Faculty filmmakers to screen works

January 25, 2013 | Arts, UToday, — Visual and Performing Arts
By Angela Riddel



The first work in the UT Faculty Film Screenings Series will be shown Friday, Jan. 25.

The free, public screenings will be held at 7:30 p.m. in the Center for Performing Arts Room 1039.

Popcorn and a soft drink will be available.

After the screening, the filmmaker will be on hand to discuss her work.

Listed by date, films and faculty members will be:

• Jan. 25 — “Homecoming… Sometimes I am Haunted by Memories of Red Dirt and Clay” by Charlene Gilbert, professor and chair of the Department of Women’s and Gender Studies. Using rare archival photographs, and analysis by scholars and land reform activists, “Homecoming” paints a picture of the courageous journey of black farmers who started as freed slaves after the Civil War.

Packages still• Feb. 8 — “Packages” and “Trust” by Tammy Kinsey, professor of film in the Department of Theatre and Film. “Packages” is a digital video comprised of found footage and commercial advertising images in an examination of objectification of the male body. “Trust” is a piece made from digital and traditional elements chronicling the experience of traveling alone as a female, observations of the road while on an internal and external journey.

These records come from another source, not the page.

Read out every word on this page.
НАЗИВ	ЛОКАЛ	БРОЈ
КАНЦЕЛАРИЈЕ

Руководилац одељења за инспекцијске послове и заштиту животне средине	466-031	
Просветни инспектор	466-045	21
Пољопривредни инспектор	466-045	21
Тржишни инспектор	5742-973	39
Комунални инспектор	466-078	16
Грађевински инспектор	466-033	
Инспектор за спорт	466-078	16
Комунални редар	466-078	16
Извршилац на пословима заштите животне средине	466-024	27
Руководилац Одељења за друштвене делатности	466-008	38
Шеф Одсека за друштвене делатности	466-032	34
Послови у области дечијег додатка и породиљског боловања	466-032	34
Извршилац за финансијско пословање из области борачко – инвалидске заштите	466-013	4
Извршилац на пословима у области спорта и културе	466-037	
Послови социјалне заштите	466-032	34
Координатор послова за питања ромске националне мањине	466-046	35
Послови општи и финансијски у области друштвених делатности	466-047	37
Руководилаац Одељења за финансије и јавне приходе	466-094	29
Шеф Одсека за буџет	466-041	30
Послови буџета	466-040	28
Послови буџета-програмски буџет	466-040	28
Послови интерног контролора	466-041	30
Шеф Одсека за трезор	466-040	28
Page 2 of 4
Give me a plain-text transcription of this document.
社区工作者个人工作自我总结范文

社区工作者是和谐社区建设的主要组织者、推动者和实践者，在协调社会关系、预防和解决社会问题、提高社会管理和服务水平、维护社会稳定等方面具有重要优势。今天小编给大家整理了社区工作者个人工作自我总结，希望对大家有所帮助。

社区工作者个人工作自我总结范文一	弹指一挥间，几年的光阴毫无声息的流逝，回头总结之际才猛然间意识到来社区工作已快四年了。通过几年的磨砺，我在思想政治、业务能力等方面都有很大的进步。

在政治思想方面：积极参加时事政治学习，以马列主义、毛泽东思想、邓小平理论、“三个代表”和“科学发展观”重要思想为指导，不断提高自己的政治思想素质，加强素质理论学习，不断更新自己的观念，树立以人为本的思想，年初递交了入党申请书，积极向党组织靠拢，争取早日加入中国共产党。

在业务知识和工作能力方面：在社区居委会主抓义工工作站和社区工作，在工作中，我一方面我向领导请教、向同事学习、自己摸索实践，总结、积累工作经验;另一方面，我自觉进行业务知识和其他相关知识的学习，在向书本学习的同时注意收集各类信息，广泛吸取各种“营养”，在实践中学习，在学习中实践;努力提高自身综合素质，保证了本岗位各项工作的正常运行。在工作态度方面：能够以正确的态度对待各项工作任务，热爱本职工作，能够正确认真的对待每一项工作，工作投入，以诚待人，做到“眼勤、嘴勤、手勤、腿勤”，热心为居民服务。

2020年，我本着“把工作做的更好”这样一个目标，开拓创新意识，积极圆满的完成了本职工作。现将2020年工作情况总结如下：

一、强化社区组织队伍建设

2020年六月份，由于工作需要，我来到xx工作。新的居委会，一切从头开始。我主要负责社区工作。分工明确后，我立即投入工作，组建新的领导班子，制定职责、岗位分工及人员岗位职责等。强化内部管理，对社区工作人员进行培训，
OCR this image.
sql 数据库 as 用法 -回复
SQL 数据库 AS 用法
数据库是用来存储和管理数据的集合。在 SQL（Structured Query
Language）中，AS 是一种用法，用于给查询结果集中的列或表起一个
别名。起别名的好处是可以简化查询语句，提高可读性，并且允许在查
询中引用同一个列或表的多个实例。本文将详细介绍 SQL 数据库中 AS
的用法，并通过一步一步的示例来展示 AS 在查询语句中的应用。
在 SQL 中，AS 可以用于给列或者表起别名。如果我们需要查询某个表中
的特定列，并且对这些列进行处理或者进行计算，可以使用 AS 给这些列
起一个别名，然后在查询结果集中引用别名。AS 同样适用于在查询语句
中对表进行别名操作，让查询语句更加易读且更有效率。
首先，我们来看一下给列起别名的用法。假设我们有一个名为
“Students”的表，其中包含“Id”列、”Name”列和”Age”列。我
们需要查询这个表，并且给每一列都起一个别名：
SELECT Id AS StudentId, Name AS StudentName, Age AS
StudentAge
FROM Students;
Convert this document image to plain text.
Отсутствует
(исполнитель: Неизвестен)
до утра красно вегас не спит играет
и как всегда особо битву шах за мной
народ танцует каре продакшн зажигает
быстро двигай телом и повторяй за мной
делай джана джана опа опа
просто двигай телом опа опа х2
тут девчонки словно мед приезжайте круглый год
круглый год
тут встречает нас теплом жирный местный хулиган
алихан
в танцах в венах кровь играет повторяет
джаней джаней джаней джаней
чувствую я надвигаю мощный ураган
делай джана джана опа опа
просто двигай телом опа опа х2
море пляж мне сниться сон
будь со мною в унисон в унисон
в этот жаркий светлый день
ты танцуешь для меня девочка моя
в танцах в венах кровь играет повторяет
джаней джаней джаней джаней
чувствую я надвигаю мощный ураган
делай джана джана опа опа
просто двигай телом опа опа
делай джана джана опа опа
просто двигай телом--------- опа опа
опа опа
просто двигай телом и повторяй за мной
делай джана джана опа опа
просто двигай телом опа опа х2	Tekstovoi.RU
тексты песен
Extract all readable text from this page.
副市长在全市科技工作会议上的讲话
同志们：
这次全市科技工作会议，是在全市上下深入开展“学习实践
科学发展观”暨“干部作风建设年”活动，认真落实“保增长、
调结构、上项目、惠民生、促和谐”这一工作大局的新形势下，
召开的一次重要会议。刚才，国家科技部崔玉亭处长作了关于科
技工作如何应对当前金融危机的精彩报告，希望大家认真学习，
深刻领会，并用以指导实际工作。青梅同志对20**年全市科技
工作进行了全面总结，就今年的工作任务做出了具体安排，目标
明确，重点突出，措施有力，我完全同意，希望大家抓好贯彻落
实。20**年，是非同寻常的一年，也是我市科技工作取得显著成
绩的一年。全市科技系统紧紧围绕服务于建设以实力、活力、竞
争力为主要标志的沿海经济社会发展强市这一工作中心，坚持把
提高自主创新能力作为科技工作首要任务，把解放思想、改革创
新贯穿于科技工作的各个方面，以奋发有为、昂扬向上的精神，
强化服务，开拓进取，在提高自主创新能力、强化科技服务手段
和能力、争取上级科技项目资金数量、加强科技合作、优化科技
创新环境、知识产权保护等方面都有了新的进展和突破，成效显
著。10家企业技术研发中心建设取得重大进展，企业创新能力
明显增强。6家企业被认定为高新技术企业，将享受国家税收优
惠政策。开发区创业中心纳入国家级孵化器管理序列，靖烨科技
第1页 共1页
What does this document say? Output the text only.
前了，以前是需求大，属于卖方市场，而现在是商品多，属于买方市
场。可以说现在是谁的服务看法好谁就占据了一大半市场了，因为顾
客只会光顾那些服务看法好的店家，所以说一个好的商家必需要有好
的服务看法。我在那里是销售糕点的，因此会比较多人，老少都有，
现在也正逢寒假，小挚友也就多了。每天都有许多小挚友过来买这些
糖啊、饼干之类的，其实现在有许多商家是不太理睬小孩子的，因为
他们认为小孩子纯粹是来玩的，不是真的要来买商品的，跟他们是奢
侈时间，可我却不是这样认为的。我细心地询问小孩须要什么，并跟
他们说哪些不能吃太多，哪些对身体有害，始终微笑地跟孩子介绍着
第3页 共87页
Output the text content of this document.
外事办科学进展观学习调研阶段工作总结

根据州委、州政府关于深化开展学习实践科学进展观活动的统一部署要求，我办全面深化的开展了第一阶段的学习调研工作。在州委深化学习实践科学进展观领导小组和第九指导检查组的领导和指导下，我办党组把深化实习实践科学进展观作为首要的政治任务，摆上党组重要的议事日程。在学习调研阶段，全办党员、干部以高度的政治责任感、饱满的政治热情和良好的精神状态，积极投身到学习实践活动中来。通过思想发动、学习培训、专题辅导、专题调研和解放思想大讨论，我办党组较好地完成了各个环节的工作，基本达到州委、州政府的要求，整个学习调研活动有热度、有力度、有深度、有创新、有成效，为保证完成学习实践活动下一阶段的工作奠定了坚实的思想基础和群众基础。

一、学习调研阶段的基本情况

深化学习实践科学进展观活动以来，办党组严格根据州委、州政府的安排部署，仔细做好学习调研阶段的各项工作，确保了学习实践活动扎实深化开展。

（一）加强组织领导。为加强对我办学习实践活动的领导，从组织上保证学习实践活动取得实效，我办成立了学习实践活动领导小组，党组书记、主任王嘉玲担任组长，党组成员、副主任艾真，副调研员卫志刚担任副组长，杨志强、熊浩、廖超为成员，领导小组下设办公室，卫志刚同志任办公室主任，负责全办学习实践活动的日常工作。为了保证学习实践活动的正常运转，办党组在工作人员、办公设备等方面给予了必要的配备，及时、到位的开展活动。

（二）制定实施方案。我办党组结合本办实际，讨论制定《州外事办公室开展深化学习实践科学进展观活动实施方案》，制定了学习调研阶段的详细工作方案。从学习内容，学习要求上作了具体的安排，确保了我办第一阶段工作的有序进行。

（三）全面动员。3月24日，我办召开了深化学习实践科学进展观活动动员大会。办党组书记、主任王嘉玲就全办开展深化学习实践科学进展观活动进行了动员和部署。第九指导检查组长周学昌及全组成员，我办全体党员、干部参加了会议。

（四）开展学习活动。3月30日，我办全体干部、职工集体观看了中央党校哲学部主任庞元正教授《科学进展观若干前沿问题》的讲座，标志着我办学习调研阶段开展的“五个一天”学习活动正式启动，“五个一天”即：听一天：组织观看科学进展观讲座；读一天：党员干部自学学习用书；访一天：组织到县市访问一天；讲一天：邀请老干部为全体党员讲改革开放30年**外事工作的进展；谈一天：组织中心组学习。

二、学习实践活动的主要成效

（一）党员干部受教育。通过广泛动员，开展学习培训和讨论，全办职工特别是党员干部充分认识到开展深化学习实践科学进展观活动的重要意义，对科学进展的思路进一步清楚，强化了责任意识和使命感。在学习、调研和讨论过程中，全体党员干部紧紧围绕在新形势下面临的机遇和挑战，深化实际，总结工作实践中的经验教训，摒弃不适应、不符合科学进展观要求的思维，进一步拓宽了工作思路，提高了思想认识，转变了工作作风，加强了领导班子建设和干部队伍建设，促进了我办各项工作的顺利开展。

• Feb. 15 — “the dumdum capital of the world” by Holly Hey, associate professor of film in the Department of Theatre and Film. This is a first-person video document and an experimental moving image meditation that illuminates social constructs and political barriers about sexuality, core values, self and human instinct. Visible and latent hostilities directed toward queerness surface through first-person examinations.